Lorsqu’on coupe un arbre, on supprime ce service parce que les arbres ont la capacité d’absorber ce que l’homme ne veut pas et de rejeter ce que l’homme veut qui est l’oxygène par le principe de la photosynthèse », démontre-t-il. L’abattage d’un arbre, poursuit Dr Jacques Somda, supprime non seulement l’habitat pour les animaux (oiseaux, insectes, reptiles) qui contribuent à la pollinisation des espèces, mais empêche aussi la fertilisation des sols par les feuilles mortes qui tombent.
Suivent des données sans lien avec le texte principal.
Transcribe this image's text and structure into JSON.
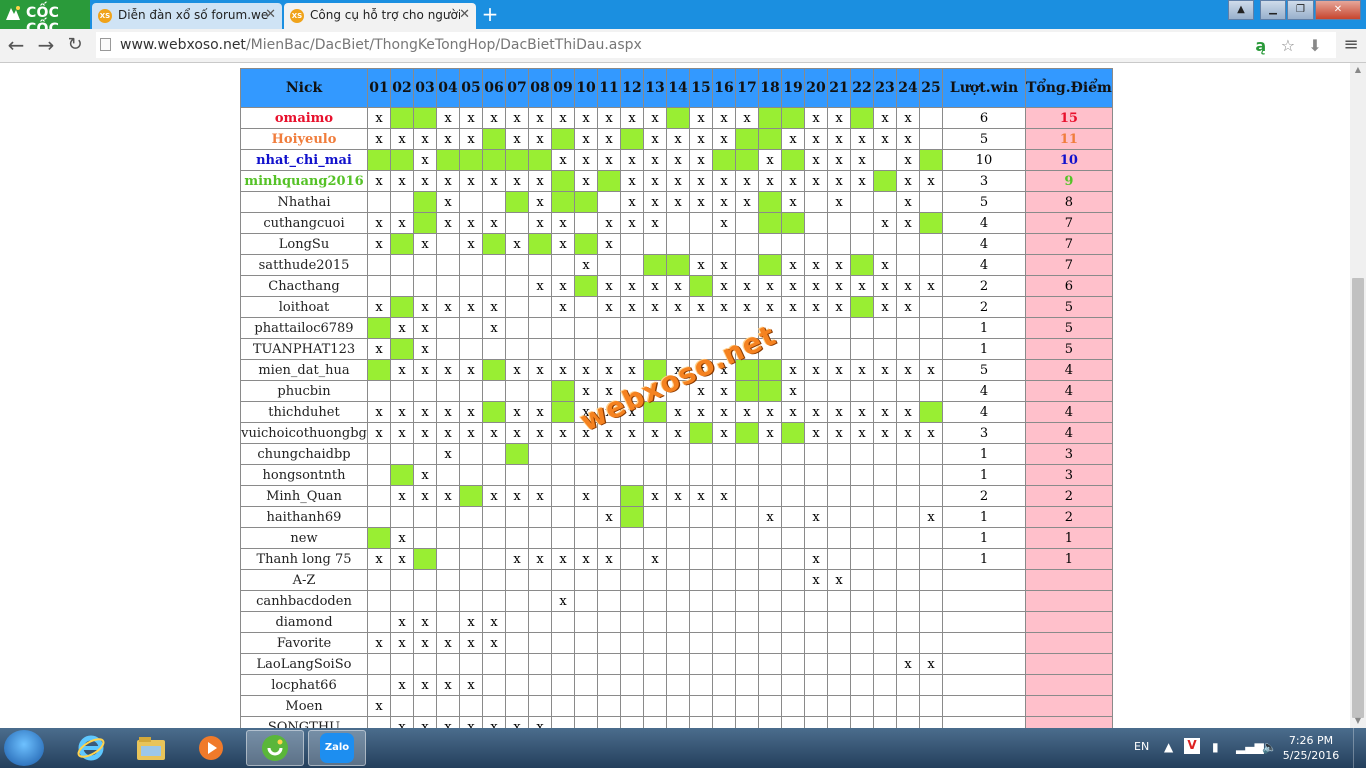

Le chef de programme de l’UICN souligne que la forêt est un lieu de référentiel culturel  pour la communauté parce qu’il y a des espèces qui représentent une valeur religieuse pour certaines personnes. La directrice régionale de la transition écologique et de l’environnement du Centre, Awa Fofana, embouche la même trompette en plaidant que l’arbre est la seule espèce noble, généreuse que l’humanité a reçue du créateur. « Généreux parce qu’il ne produit pas ses fruits pour lui-même.

Tout ce qu’il produit est pour les populations humaines et animales. Je voudrais à cet effet lancer un appel à l’ensemble de la population burkinabè et en particulier la population de la région du Centre d’avoir un droit de regard sur l’arbre qui maintient la biodiversité sur place et c’est la principale matière de vie sur terre. Si nous la détruisons, nous nous auto-détruisons », défend-elle.

Paténéma Oumar OUEDRAOGO

pathnema@gmail.com


En attendant la décision du Tribunal Ouaga II

Suite à l’accord du défunt chef de Borgo, il était prévu dans le cadre de la sauvegarde de la forêt, un certain nombre d’investissements par le Conseil régional du Centre notamment, la construction d’une clôture. Le budget voté par le Conseil régional pour l’exécution des travaux était évalué à près de 85 millions F CFA. Selon le président de la commission environnement et développement local du Conseil régional du Centre, Goama Alexis Tapsoba, il y a eu une concertation avec la population le 11 mars 2021, où la majorité était pour l’aménagement du bosquet, avant le début des travaux. Ceux qui s’étaient opposés (des entrepreneurs et des propriétaires de société immobilière et bien d’autres personnes natives de la localité) avaient demandé qu’on leur cède 20 hectares sur 37 hectares. Mais, la majorité a refusé. Le gouverneur de la région du Centre mis au courant de l’affaire a même mis en garde les frondeurs. Refusant de lâcher le morceau, les frondeurs ont porté l’affaire au tribunal administratif. «Nous avons obtenu gain de cause qui nous permettait de débuter les travaux. Mais, ils (les frondeurs, Ndlr) ont fait un appel de la décision du tribunal. L’affaire se trouve présentement au niveau du Tribunal Ouaga II », explique Goama Alexis Tapsoba. De son avis, tous les regards sont tournés vers le Tribunal Ouaga II  pour décider de la poursuite ou de l’arrêt des travaux entamés avec la construction de la guérite et des toilettes dans la forêt. Joint au téléphone, Wendyam Alfonse Dakouré, responsable de la société immobilière Dakouré, opposé au Conseil régional donne sa version. Selon M. Dakouré, des propriétaires terriens lui auraient cédé 20 hectares de superficie. Par la suite, il reçoit une lettre du Conseil régional lui intimant de ne rien entreprendre sous le prétexte que le terrain lui revenait. « J’ai demandé qu’on me fournisse des documents qui prouvent qu’il s’agit d’une forêt classée afin que je puisse me tourner vers les propriétaires terriens. Le Conseil régional n’a pas pu me fournir les arrêtés. Mon avocat a convoqué la collectivité pour trouver une solution à l’amiable, raison pour laquelle le dossier a été envoyé en justice», indique-t-il. Wendyam Alfonse Dakouré a fait savoir que c’est le juge de la mise en l’état qui a ordonné l’arrêt des travaux. P.0.0.